Soltan and the journalists arrested with him after the Rabaa massacre were targets of the first sweeping imprisonment under false-information charges in the era that ushered in Sisi. But perhaps the most infamous case came four months later, with the arrest of three journalists working for Al Jazeera: Peter Greste, an Australian; Mohamed Fahmy, a Canadian; and Baher Mohamed, an Egyptian. After a trial—widely considered a sham and an embarrassment for the government, featuring video “evidence” that the three had never shot and a team of so-called experts who broke under cross-examination—they were each sentenced to at least seven years in prison in what the Obama White House said represented “the prosecution of journalists for reporting information that does not coincide with the government of Egypt’s narrative.” These cases marked the beginning of what would become a staple of the Sisi regime: the relentless pursuit of legal means by which to silence, intimidate, and crush independent voices.
Under Mubarak, there had been no official censorship mechanism.
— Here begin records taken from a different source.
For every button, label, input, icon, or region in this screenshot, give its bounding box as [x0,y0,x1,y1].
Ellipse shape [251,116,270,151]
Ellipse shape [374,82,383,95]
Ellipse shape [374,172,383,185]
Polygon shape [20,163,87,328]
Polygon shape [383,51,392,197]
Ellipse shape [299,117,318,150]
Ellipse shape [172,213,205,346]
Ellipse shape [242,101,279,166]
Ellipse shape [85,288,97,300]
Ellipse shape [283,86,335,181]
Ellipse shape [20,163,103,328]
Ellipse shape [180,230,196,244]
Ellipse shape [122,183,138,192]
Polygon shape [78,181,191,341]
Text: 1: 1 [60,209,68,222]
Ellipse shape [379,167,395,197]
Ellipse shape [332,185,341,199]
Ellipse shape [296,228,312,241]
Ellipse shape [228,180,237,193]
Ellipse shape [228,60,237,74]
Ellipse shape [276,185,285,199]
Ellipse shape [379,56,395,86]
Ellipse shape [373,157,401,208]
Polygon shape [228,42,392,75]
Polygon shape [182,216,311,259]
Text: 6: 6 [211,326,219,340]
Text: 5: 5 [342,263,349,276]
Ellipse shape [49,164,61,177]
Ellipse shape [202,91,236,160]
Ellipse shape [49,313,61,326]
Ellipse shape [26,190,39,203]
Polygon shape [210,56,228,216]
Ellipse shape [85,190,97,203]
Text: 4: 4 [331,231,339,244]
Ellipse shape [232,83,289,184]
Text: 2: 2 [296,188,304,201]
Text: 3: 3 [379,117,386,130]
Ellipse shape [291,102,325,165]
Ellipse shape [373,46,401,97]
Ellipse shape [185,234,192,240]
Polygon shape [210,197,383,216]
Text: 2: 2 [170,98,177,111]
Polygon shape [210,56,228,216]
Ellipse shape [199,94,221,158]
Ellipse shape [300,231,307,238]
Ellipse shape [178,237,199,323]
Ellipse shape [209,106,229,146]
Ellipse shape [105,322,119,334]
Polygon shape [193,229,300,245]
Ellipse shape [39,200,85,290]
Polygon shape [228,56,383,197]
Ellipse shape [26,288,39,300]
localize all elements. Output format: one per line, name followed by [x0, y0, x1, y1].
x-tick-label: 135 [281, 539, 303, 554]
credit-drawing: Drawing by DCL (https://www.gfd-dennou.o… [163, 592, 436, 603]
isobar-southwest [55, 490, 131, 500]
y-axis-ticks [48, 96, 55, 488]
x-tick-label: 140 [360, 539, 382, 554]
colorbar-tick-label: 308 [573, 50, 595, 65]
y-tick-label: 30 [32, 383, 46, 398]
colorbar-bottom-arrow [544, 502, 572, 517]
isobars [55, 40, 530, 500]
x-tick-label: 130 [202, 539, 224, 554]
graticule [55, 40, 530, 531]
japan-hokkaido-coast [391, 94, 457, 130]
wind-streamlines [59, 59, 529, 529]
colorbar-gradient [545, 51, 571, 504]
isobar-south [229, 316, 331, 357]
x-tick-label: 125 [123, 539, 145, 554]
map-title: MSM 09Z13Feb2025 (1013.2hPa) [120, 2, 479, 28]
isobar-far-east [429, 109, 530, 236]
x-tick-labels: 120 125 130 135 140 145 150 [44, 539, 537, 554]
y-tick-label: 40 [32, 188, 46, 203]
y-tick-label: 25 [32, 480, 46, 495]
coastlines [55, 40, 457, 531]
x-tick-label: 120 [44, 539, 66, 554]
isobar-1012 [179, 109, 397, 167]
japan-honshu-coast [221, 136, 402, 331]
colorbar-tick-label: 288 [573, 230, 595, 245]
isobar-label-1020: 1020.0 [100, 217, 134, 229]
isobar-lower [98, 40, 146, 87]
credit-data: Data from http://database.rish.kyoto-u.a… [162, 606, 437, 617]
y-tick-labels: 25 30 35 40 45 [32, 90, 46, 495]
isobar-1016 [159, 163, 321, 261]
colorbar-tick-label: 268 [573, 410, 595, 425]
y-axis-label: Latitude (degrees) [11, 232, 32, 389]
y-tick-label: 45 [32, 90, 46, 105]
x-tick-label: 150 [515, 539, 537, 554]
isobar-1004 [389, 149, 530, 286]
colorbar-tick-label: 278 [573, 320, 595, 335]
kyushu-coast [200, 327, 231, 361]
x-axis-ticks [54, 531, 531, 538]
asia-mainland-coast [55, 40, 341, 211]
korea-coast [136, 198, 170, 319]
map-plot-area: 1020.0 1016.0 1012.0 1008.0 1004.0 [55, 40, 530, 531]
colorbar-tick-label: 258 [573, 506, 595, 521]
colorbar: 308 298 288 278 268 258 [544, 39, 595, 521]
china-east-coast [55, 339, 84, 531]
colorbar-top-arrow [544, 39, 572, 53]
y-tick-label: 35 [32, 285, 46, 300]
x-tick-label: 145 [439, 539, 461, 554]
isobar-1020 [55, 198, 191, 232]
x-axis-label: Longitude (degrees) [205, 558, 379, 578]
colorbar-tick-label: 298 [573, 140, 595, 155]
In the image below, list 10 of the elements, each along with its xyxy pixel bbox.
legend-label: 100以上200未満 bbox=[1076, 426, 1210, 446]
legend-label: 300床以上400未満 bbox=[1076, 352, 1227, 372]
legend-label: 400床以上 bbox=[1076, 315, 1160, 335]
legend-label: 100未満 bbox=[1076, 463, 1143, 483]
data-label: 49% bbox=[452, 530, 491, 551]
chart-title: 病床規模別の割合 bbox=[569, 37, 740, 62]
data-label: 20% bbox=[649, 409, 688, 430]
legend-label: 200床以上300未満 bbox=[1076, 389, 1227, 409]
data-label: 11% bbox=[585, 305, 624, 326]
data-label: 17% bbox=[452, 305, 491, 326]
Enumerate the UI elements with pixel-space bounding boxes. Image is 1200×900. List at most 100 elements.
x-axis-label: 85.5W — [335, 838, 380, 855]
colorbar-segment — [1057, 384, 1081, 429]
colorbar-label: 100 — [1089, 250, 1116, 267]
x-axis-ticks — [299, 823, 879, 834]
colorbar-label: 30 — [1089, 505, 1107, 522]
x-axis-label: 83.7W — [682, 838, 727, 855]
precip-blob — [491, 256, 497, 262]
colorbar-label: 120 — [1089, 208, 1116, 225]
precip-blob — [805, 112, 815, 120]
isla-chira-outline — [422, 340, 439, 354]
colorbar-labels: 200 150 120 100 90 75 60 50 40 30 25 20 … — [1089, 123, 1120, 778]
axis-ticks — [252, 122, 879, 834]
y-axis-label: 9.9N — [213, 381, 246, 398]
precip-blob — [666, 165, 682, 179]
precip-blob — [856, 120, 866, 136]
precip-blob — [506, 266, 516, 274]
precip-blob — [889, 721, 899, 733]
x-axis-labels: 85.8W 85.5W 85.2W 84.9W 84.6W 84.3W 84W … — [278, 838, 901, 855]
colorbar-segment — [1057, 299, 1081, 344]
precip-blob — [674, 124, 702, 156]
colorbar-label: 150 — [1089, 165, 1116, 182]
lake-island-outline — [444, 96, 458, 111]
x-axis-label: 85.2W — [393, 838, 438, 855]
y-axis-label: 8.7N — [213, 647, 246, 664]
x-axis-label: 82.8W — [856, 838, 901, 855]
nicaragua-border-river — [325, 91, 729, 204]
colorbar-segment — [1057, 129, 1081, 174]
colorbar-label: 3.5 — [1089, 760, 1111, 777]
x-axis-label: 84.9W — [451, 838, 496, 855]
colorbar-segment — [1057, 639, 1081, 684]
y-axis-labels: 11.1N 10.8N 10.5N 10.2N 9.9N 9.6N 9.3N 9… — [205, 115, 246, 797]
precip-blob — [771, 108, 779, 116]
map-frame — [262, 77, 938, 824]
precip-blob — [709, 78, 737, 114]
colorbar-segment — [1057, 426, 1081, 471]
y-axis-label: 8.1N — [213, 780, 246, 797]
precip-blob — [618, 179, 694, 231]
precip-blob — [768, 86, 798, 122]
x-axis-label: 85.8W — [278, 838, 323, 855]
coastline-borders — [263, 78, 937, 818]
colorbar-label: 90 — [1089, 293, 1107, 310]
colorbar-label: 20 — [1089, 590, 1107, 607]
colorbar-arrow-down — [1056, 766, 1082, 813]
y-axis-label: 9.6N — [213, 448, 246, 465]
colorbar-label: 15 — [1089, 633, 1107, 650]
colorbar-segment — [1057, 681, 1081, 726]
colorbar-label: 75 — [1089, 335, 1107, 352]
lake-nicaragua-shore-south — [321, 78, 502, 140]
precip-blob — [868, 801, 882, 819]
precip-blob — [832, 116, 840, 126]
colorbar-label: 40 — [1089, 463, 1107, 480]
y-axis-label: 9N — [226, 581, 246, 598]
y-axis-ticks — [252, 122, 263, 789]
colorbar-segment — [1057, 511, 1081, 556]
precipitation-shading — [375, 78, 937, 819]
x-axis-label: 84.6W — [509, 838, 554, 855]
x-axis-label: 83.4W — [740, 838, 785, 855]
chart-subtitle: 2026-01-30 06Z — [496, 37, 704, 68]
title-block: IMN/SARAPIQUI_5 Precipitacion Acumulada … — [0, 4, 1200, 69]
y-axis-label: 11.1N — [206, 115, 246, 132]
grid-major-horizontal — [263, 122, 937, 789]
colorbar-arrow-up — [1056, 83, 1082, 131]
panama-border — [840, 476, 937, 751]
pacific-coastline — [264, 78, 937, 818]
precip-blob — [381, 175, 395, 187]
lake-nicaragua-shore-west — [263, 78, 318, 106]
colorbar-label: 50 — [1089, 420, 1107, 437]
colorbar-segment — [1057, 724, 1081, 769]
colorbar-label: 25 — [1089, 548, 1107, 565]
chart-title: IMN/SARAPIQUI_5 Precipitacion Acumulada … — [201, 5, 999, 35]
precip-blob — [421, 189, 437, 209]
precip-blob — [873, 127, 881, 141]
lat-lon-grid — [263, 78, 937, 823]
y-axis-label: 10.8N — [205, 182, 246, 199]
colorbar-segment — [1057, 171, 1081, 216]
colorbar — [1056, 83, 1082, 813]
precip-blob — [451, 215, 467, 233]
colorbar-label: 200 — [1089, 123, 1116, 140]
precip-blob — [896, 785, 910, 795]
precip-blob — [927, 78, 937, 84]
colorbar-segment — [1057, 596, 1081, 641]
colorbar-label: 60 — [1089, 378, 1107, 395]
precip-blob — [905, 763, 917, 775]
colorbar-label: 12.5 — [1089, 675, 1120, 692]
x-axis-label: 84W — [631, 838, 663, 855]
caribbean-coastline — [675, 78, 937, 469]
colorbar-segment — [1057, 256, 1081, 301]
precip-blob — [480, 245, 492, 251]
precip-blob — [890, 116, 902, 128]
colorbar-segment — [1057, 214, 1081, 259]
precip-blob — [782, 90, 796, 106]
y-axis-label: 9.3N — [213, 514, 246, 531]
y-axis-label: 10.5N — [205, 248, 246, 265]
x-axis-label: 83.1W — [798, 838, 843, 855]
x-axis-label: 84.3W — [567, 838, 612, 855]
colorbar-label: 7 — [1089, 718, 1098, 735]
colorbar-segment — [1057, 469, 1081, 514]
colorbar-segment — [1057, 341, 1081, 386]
Analysts say that two restrictions were in place: there could be no reporting on the president’s health and no criticism of the military. In 2007, the editor in chief of Al-Dustour, a daily, was arrested for publishing “false information and rumors” about Mubarak’s declining health and was convicted of damaging public security and the Egyptian economy because of it. But the case was a rarity. Journalists were free, for the most part, to report critically without facing retribution.